When Colleges Play Parent
Published: Thursday, November 15, 2012
Updated: Friday, November 16, 2012 15:11
Independence is a critical aspect of college education, and universities should be cautioned against stunting that development by playing the role of parents. A frequent if unintended consequence for students resisting this type of paternalism, however, is that they can find themselves defending the right to activities that may be ill advised.
An example of this dilemma is the issue of smoking on college campuses, which has recently made local headlines. Both The George Washington University and American University plan to become smoke free by next fall, as do the University of Maryland campuses. About 600 colleges across the country have similar policies already in place.
The reasoning behind this decision is understandable. Students risk developing addictions — if they haven’t already — and secondhand smoke can be a health risk to passersby, not to mention something many find unpleasant and unattractive. Despite these concerns, on-campus smoking doesn’t meet the criteria that would warrant a ban. Georgetown should not follow the lead of neighbor universities by overreaching on its authority to control student behavior.

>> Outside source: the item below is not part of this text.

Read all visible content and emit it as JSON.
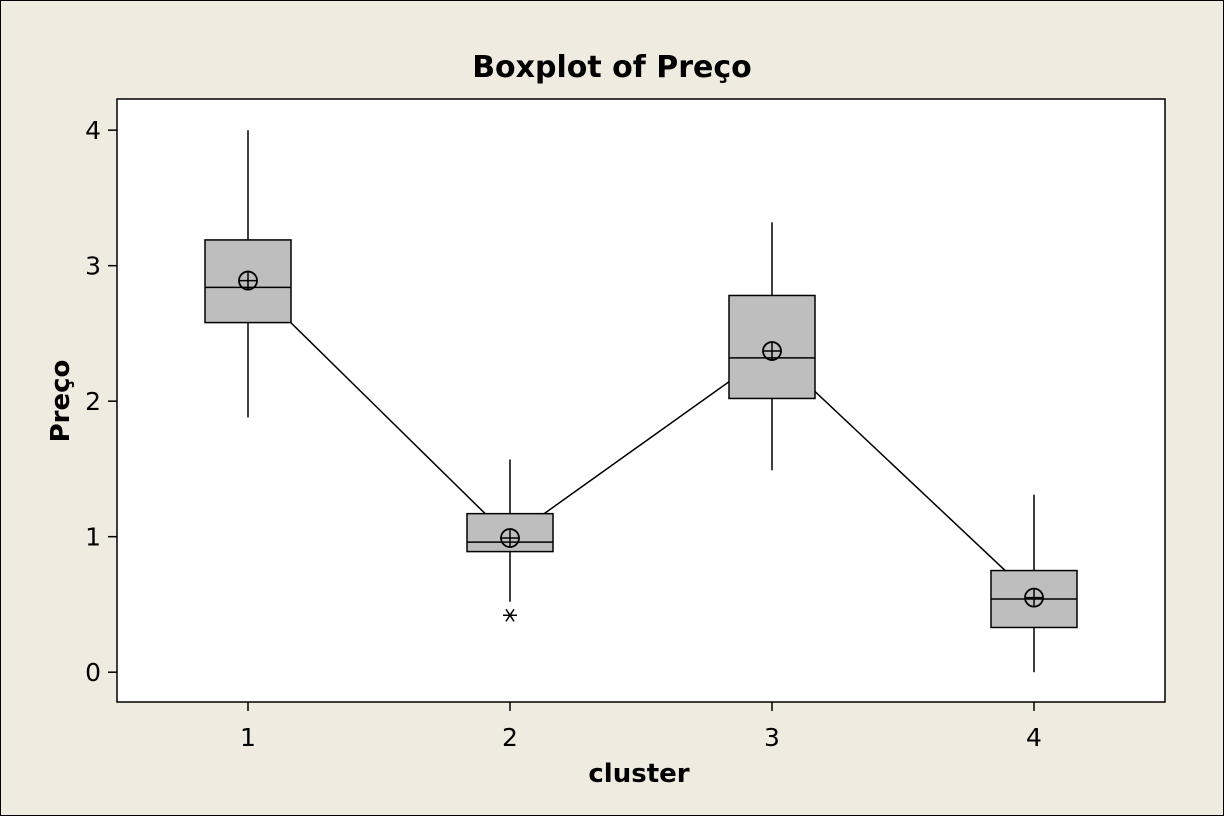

D.C. law prohibits smoking within 25 feet of building doors, windows and air vents. Although that rule is seldom, if ever, enforced on Georgetown’s campus, it’s a sufficient standard for protecting non-smokers from secondhand smoke, and more severe restrictions would be an illegitimate regulation of student behavior. Students are free, although not advised, to gorge themselves on chicken fingers in Leo’s, binge drink at The Tombs and go days without sleep during final exams. When a student’s unhealthy conduct doesn’t put others in danger, it is not the university’s place to intervene.
Universities should work within their core purpose of education to inform students about the dangers of unhealthy habits like cigarette smoking. What they can’t be allowed to do, however, is attempt to act like parents and manage students’ life choices, however poor they may be.